I need to access unaligned values using GCC vector extension

The program below crashes - in both clang and gcc

typedef int __attribute__((vector_size(16))) int4;
typedef int __attribute__((vector_size(16),aligned(4))) *int4p;

int main()
{
        int v[64] __attribute__((aligned(16))) = {};
        int4p ptr = reinterpret_cast<int4p>(&v[7]);
        int4 val = *ptr;
}

However if I change

typedef int __attribute__((vector_size(16),aligned(4))) *int4p;

to

typedef int __attribute__((vector_size(16),aligned(4))) int4u;
typedef int4u *int4up;

The generated assembly code is correct (using unaligned load) - in both clang and gcc.

What is wrong with single definition or what do I miss? Can it be the same bug in both clang and gcc?

Note: it happens in both clang and gcc

Answer 1

TL;DR

You've altered the alignment of the pointer type itself, not the pointee type. This has nothing to do with the vector_size attribute and everything to do with the aligned attribute. It's also not a bug, and it's implemented correctly in both GCC and Clang.

Long Story

From the GCC documentation, § 6.33.1 Common Type Attributes (emphasis added):

aligned (alignment)

This attribute specifies a minimum alignment (in bytes) for variables of the specified type. [...]

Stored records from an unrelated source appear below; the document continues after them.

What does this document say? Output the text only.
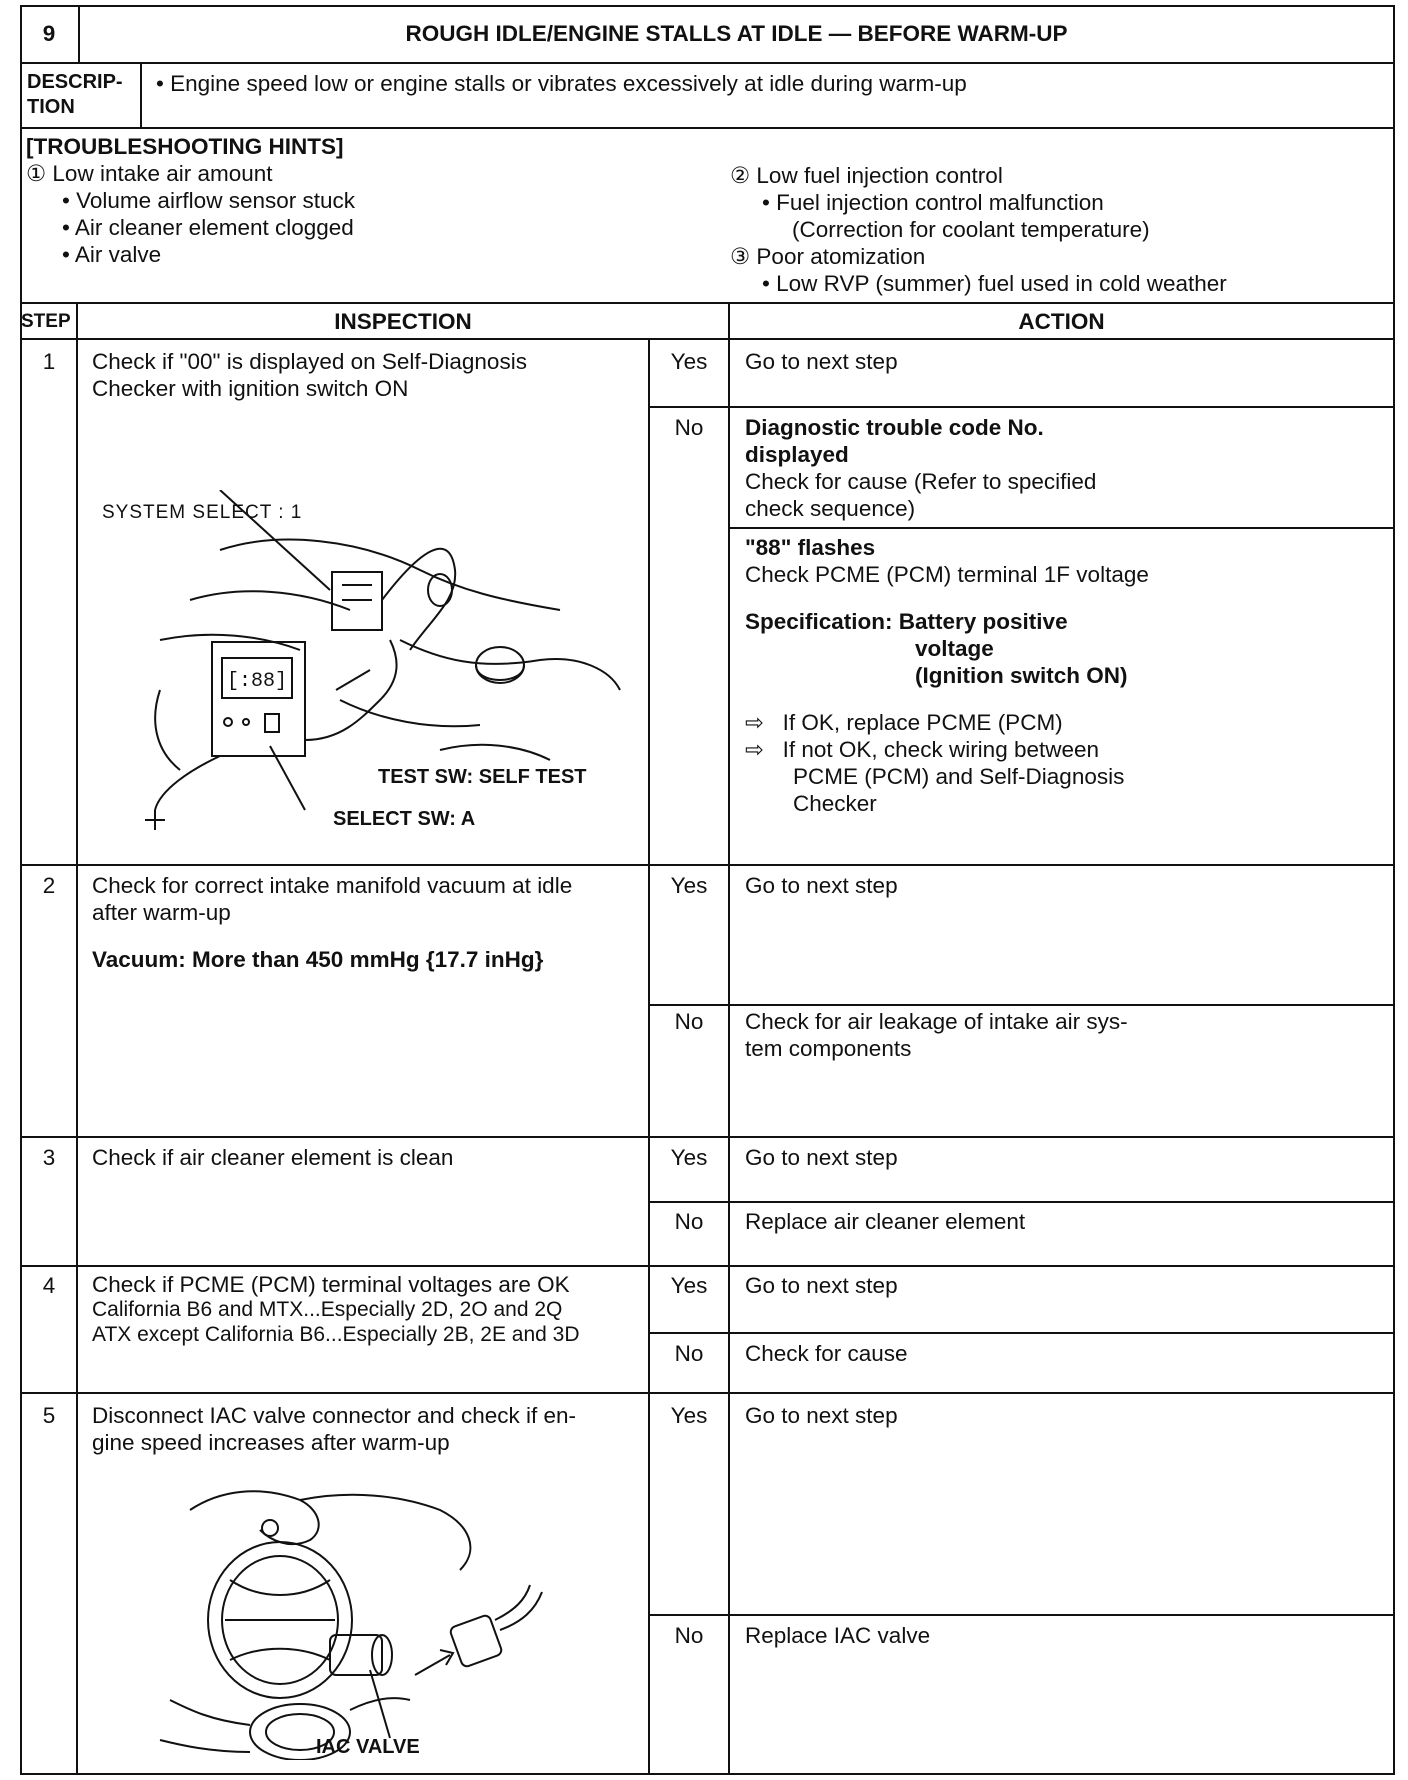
9	ROUGH IDLE/ENGINE STALLS AT IDLE — BEFORE WARM-UP
DESCRIP-
TION
• Engine speed low or engine stalls or vibrates excessively at idle during warm-up
[TROUBLESHOOTING HINTS]
① Low intake air amount
• Volume airflow sensor stuck
• Air cleaner element clogged
• Air valve
② Low fuel injection control
• Fuel injection control malfunction
(Correction for coolant temperature)
③ Poor atomization
• Low RVP (summer) fuel used in cold weather
STEP	INSPECTION	ACTION
1	Check if "00" is displayed on Self-Diagnosis
Checker with ignition switch ON
[:88]
SYSTEM SELECT : 1
TEST SW: SELF TEST
SELECT SW: A
Yes	Go to next step
No	Diagnostic trouble code No.
displayed
Check for cause (Refer to specified
check sequence)
"88" flashes
Check PCME (PCM) terminal 1F voltage
Specification: Battery positive
voltage
(Ignition switch ON)
⇨ If OK, replace PCME (PCM)
⇨ If not OK, check wiring between
PCME (PCM) and Self-Diagnosis
Checker
2	Check for correct intake manifold vacuum at idle
after warm-up
Vacuum: More than 450 mmHg {17.7 inHg}
Yes	Go to next step
No	Check for air leakage of intake air sys-
tem components
3	Check if air cleaner element is clean	Yes	Go to next step
No	Replace air cleaner element
4	Check if PCME (PCM) terminal voltages are OK
California B6 and MTX...Especially 2D, 2O and 2Q
ATX except California B6...Especially 2B, 2E and 3D
Yes	Go to next step
No	Check for cause
5	Disconnect IAC valve connector and check if en-
gine speed increases after warm-up
IAC VALVE
Yes	Go to next step
No	Replace IAC valve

The type in question is the type being declared, not the type pointed to by the type being declared. Therefore,

typedef int __attribute__((vector_size(16),aligned(4))) *int4p;

declares a new type T that points to objects of type *T, where:

• *T is a 16-byte vector with default alignment for its size (16 bytes)
• T is a pointer type, and the variables of this type may be exceptionally stored aligned to as low as 4-byte boundaries (even though what they point to is a type *T that is far more aligned).

Meanwhile, § 6.49 Using Vector Instructions through Built-in Functions says (emphasis added):

On some targets, the instruction set contains SIMD vector instructions which operate on multiple values contained in one large register at the same time. For example, on the x86 the MMX, 3DNow! and SSE extensions can be used this way.

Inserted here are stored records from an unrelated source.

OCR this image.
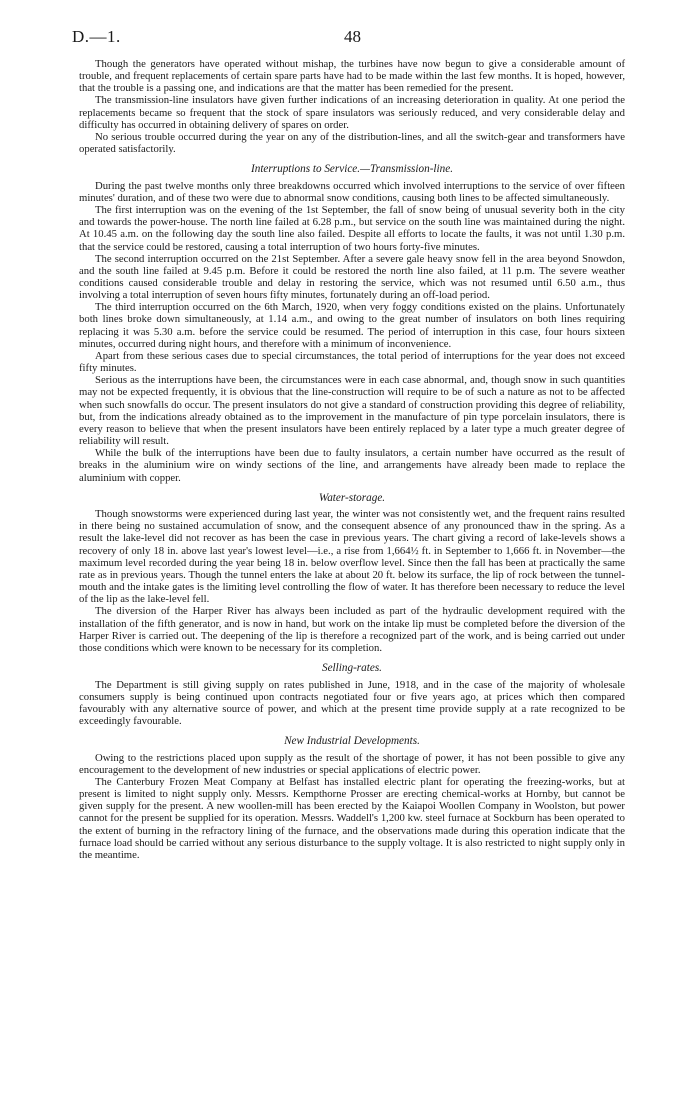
D.—1.	48

Though the generators have operated without mishap, the turbines have now begun to give a considerable amount of trouble, and frequent replacements of certain spare parts have had to be made within the last few months. It is hoped, however, that the trouble is a passing one, and indications are that the matter has been remedied for the present.

The transmission-line insulators have given further indications of an increasing deterioration in quality. At one period the replacements became so frequent that the stock of spare insulators was seriously reduced, and very considerable delay and difficulty has occurred in obtaining delivery of spares on order.

No serious trouble occurred during the year on any of the distribution-lines, and all the switch-gear and transformers have operated satisfactorily.

Interruptions to Service.—Transmission-line.

During the past twelve months only three breakdowns occurred which involved interruptions to the service of over fifteen minutes' duration, and of these two were due to abnormal snow conditions, causing both lines to be affected simultaneously.

The first interruption was on the evening of the 1st September, the fall of snow being of unusual severity both in the city and towards the power-house. The north line failed at 6.28 p.m., but service on the south line was maintained during the night. At 10.45 a.m. on the following day the south line also failed. Despite all efforts to locate the faults, it was not until 1.30 p.m. that the service could be restored, causing a total interruption of two hours forty-five minutes.

The second interruption occurred on the 21st September. After a severe gale heavy snow fell in the area beyond Snowdon, and the south line failed at 9.45 p.m. Before it could be restored the north line also failed, at 11 p.m. The severe weather conditions caused considerable trouble and delay in restoring the service, which was not resumed until 6.50 a.m., thus involving a total interruption of seven hours fifty minutes, fortunately during an off-load period.

The third interruption occurred on the 6th March, 1920, when very foggy conditions existed on the plains. Unfortunately both lines broke down simultaneously, at 1.14 a.m., and owing to the great number of insulators on both lines requiring replacing it was 5.30 a.m. before the service could be resumed. The period of interruption in this case, four hours sixteen minutes, occurred during night hours, and therefore with a minimum of inconvenience.

Apart from these serious cases due to special circumstances, the total period of interruptions for the year does not exceed fifty minutes.

Serious as the interruptions have been, the circumstances were in each case abnormal, and, though snow in such quantities may not be expected frequently, it is obvious that the line-construction will require to be of such a nature as not to be affected when such snowfalls do occur. The present insulators do not give a standard of construction providing this degree of reliability, but, from the indications already obtained as to the improvement in the manufacture of pin type porcelain insulators, there is every reason to believe that when the present insulators have been entirely replaced by a later type a much greater degree of reliability will result.

While the bulk of the interruptions have been due to faulty insulators, a certain number have occurred as the result of breaks in the aluminium wire on windy sections of the line, and arrangements have already been made to replace the aluminium with copper.

Water-storage.

Though snowstorms were experienced during last year, the winter was not consistently wet, and the frequent rains resulted in there being no sustained accumulation of snow, and the consequent absence of any pronounced thaw in the spring. As a result the lake-level did not recover as has been the case in previous years. The chart giving a record of lake-levels shows a recovery of only 18 in. above last year's lowest level—i.e., a rise from 1,664½ ft. in September to 1,666 ft. in November—the maximum level recorded during the year being 18 in. below overflow level. Since then the fall has been at practically the same rate as in previous years. Though the tunnel enters the lake at about 20 ft. below its surface, the lip of rock between the tunnel-mouth and the intake gates is the limiting level controlling the flow of water. It has therefore been necessary to reduce the level of the lip as the lake-level fell.

The diversion of the Harper River has always been included as part of the hydraulic development required with the installation of the fifth generator, and is now in hand, but work on the intake lip must be completed before the diversion of the Harper River is carried out. The deepening of the lip is therefore a recognized part of the work, and is being carried out under those conditions which were known to be necessary for its completion.

Selling-rates.

The Department is still giving supply on rates published in June, 1918, and in the case of the majority of wholesale consumers supply is being continued upon contracts negotiated four or five years ago, at prices which then compared favourably with any alternative source of power, and which at the present time provide supply at a rate recognized to be exceedingly favourable.

New Industrial Developments.

Owing to the restrictions placed upon supply as the result of the shortage of power, it has not been possible to give any encouragement to the development of new industries or special applications of electric power.

The Canterbury Frozen Meat Company at Belfast has installed electric plant for operating the freezing-works, but at present is limited to night supply only. Messrs. Kempthorne Prosser are erecting chemical-works at Hornby, but cannot be given supply for the present. A new woollen-mill has been erected by the Kaiapoi Woollen Company in Woolston, but power cannot for the present be supplied for its operation. Messrs. Waddell's 1,200 kw. steel furnace at Sockburn has been operated to the extent of burning in the refractory lining of the furnace, and the observations made during this operation indicate that the furnace load should be carried without any serious disturbance to the supply voltage. It is also restricted to night supply only in the meantime.
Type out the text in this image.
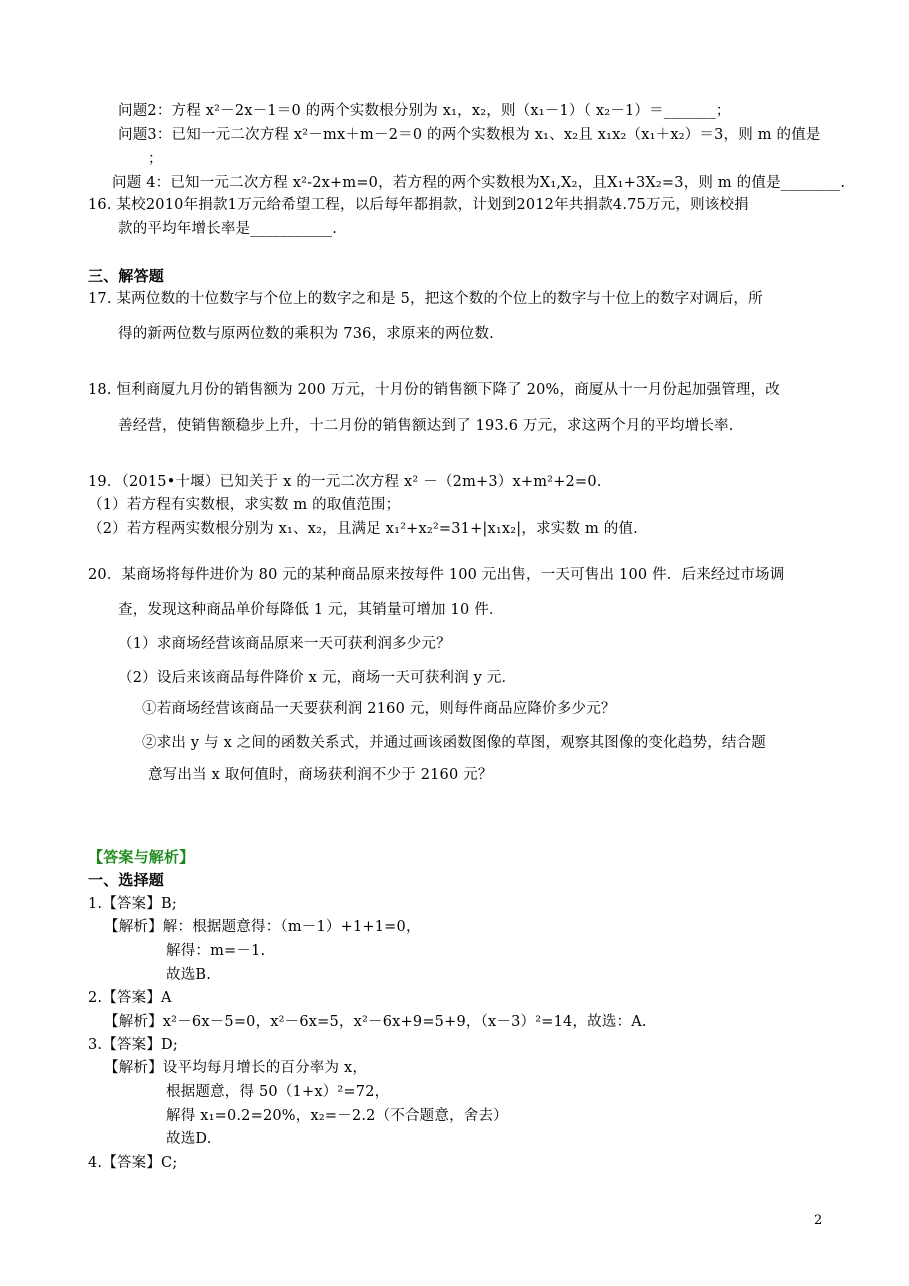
问题2：方程 x²－2x－1＝0 的两个实数根分别为 x₁，x₂，则（x₁－1）（ x₂－1）＝_______；
问题3：已知一元二次方程 x²－mx＋m－2＝0 的两个实数根为 x₁、x₂且 x₁x₂（x₁＋x₂）＝3，则 m 的值是
；
问题 4：已知一元二次方程 x²-2x+m=0，若方程的两个实数根为X₁,X₂，且X₁+3X₂=3，则 m 的值是________.
16. 某校2010年捐款1万元给希望工程，以后每年都捐款，计划到2012年共捐款4.75万元，则该校捐
款的平均年增长率是___________.
三、解答题
17. 某两位数的十位数字与个位上的数字之和是 5，把这个数的个位上的数字与十位上的数字对调后，所
得的新两位数与原两位数的乘积为 736，求原来的两位数.
18. 恒利商厦九月份的销售额为 200 万元，十月份的销售额下降了 20%，商厦从十一月份起加强管理，改
善经营，使销售额稳步上升，十二月份的销售额达到了 193.6 万元，求这两个月的平均增长率.
19．（2015•十堰）已知关于 x 的一元二次方程 x² －（2m+3）x+m²+2=0.
（1）若方程有实数根，求实数 m 的取值范围；
（2）若方程两实数根分别为 x₁、x₂，且满足 x₁²+x₂²=31+|x₁x₂|，求实数 m 的值.
20．某商场将每件进价为 80 元的某种商品原来按每件 100 元出售，一天可售出 100 件．后来经过市场调
查，发现这种商品单价每降低 1 元，其销量可增加 10 件．
（1）求商场经营该商品原来一天可获利润多少元？
（2）设后来该商品每件降价 x 元，商场一天可获利润 y 元．
①若商场经营该商品一天要获利润 2160 元，则每件商品应降价多少元？
②求出 y 与 x 之间的函数关系式，并通过画该函数图像的草图，观察其图像的变化趋势，结合题
意写出当 x 取何值时，商场获利润不少于 2160 元？
【答案与解析】
一、选择题
1.【答案】B;
【解析】解：根据题意得：（m－1）+1+1=0，
解得：m=－1.
故选B.
2.【答案】A
【解析】x²－6x－5=0，x²－6x=5，x²－6x+9=5+9，（x－3）²=14，故选：A.
3.【答案】D;
【解析】设平均每月增长的百分率为 x，
根据题意，得 50（1+x）²=72，
解得 x₁=0.2=20%，x₂=－2.2（不合题意，舍去）
故选D.
4.【答案】C;
2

The first step in using these extensions is to provide the necessary data types. This should be done using an appropriate typedef:

typedef int v4si __attribute__ ((vector_size (16)));

The int type specifies the base type, while the attribute specifies the vector size for the variable, measured in bytes. For example, the declaration above causes the compiler to set the mode for the v4si type to be 16 bytes wide and divided into int sized units. For a 32-bit int this means a vector of 4 units of 4 bytes, and the corresponding mode of foo is V4SI.

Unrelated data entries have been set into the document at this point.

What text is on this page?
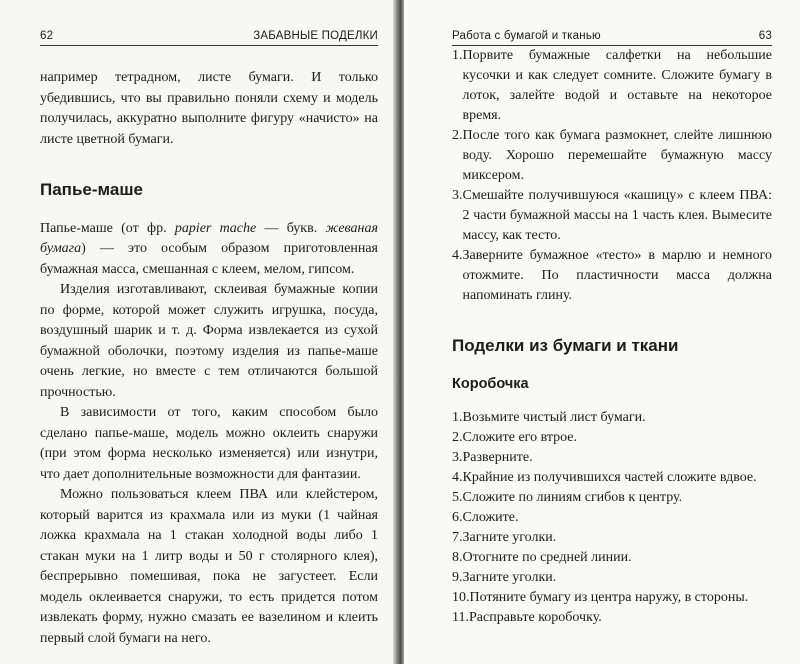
62	ЗАБАВНЫЕ ПОДЕЛКИ

например тетрадном, листе бумаги. И только убедившись, что вы правильно поняли схему и модель получилась, аккуратно выполните фигуру «начисто» на листе цветной бумаги.

Папье-маше

Папье-маше (от фр. papier mache — букв. жеваная бумага) — это особым образом приготовленная бумажная масса, смешанная с клеем, мелом, гипсом.

Изделия изготавливают, склеивая бумажные копии по форме, которой может служить игрушка, посуда, воздушный шарик и т. д. Форма извлекается из сухой бумажной оболочки, поэтому изделия из папье-маше очень легкие, но вместе с тем отличаются большой прочностью.

В зависимости от того, каким способом было сделано папье-маше, модель можно оклеить снаружи (при этом форма несколько изменяется) или изнутри, что дает дополнительные возможности для фантазии.

Можно пользоваться клеем ПВА или клейстером, который варится из крахмала или из муки (1 чайная ложка крахмала на 1 стакан холодной воды либо 1 стакан муки на 1 литр воды и 50 г столярного клея), беспрерывно помешивая, пока не загустеет. Если модель оклеивается снаружи, то есть придется потом извлекать форму, нужно смазать ее вазелином и клеить первый слой бумаги на него.

Работа с бумагой и тканью	63
1. Порвите бумажные салфетки на небольшие кусочки и как следует сомните. Сложите бумагу в лоток, залейте водой и оставьте на некоторое время.
2. После того как бумага размокнет, слейте лишнюю воду. Хорошо перемешайте бумажную массу миксером.
3. Смешайте получившуюся «кашицу» с клеем ПВА: 2 части бумажной массы на 1 часть клея. Вымесите массу, как тесто.
4. Заверните бумажное «тесто» в марлю и немного отожмите. По пластичности масса должна напоминать глину.
Поделки из бумаги и ткани
Коробочка
1. Возьмите чистый лист бумаги.
2. Сложите его втрое.
3. Разверните.
4. Крайние из получившихся частей сложите вдвое.
5. Сложите по линиям сгибов к центру.
6. Сложите.
7. Загните уголки.
8. Отогните по средней линии.
9. Загните уголки.
10. Потяните бумагу из центра наружу, в стороны.
11. Расправьте коробочку.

The vector_size attribute is only applicable to integral and float scalars, although arrays, pointers, and function return values are allowed in conjunction with this construct. Only sizes that are a power of two are currently allowed.

Demo

#include <stdio.h>

typedef int __attribute__((aligned(128))) * batcrazyptr;
struct batcrazystruct{
    batcrazyptr ptr;
};

int main()
{
    printf("Ptr:    %zu\n", sizeof(batcrazyptr));
    printf("Struct: %zu\n", sizeof(batcrazystruct));
}

Output:

Ptr:    8
Struct: 128

Which is consistent with batcrazyptr ptr itself having its alignment requirement changed, not its pointee, and in agreement with the documentation.

Solution

I'm afraid you'll be forced to use a chain of typedef's, as you have done with int4u. It would be unreasonable to have a separate attribute to specify the alignment of each pointer level in a typedef.